Exit Wounds, though, has garnered raves throughout the comics industry and the mainstream press, with the characters being treated as a particular highlight of the book. One has to wonder if the book is being praised more for what it isn’t than what it is. In sharp contrast to the stereotypical comic book, the pacing is deliberate as opposed to headlong, the approach to dramatization is understated instead of hyperbolic, and the characters seem rooted in observation rather than stereotypes.
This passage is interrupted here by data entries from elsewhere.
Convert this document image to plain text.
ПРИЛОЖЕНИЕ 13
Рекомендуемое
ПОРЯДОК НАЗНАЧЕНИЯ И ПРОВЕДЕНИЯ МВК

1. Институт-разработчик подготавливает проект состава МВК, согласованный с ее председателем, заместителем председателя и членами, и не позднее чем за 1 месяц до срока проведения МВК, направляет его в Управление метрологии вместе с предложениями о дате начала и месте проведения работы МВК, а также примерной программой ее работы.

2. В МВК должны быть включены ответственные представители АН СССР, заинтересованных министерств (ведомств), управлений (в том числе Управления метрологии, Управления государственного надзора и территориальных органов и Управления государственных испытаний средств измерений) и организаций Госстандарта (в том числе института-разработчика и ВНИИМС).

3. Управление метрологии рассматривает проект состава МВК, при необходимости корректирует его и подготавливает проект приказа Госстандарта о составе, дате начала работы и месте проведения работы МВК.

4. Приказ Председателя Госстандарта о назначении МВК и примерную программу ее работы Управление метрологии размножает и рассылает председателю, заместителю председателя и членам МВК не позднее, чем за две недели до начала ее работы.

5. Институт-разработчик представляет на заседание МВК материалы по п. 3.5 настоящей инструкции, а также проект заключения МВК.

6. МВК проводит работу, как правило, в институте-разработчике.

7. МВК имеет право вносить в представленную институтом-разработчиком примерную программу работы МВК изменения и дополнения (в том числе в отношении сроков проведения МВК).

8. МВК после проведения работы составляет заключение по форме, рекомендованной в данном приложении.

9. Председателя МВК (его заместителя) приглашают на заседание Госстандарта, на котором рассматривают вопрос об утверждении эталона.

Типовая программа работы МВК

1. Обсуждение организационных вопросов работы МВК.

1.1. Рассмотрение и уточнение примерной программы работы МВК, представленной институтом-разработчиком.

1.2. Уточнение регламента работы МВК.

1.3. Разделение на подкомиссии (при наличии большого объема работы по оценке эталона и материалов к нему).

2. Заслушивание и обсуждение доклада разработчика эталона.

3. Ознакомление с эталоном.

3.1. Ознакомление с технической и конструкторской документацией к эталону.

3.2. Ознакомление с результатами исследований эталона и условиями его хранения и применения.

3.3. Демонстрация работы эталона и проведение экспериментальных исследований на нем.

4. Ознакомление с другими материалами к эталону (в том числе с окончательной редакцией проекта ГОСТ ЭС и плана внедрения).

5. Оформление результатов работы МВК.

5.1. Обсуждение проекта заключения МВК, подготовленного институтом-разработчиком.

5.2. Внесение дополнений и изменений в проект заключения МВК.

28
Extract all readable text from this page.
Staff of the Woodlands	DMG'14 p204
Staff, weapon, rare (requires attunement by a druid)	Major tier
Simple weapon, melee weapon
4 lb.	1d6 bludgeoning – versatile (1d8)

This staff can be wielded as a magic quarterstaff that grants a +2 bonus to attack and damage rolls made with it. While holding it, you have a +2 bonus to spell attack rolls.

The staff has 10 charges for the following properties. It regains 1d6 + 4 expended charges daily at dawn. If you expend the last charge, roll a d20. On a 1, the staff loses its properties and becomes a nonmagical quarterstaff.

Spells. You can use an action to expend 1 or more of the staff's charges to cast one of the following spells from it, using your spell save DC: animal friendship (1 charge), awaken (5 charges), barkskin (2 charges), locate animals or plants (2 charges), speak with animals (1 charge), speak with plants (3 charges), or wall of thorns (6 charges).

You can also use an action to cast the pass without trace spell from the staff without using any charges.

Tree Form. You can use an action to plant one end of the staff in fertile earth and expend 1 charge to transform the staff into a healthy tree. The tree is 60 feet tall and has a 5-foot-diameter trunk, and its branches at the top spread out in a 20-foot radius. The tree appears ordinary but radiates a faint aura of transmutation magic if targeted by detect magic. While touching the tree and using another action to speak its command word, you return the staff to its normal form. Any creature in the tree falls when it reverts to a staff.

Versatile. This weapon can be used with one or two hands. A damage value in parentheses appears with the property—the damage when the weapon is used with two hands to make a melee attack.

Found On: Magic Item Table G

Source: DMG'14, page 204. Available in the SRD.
A naturalistic tone is unusual for comics, and perhaps that’s what these reviewers are responding to. But naturalism is nothing without dynamism--the various facets of Koby and Numi’s personalities, as well as their relationship, never add up to a whole greater than the sum of the parts. And the most acutely observed characters become hackneyed if they’re put through the same paces over and over again. Exit Wounds, for all of Rutu Modan’s visual prowess, is an eminently forgettable book. It reminds me of the award bait that litters movie theaters in December and January: topical, ambitious, and technically accomplished, but celebrated far more for intentions than achievement. A year or so down the road, no one will remember anything about it.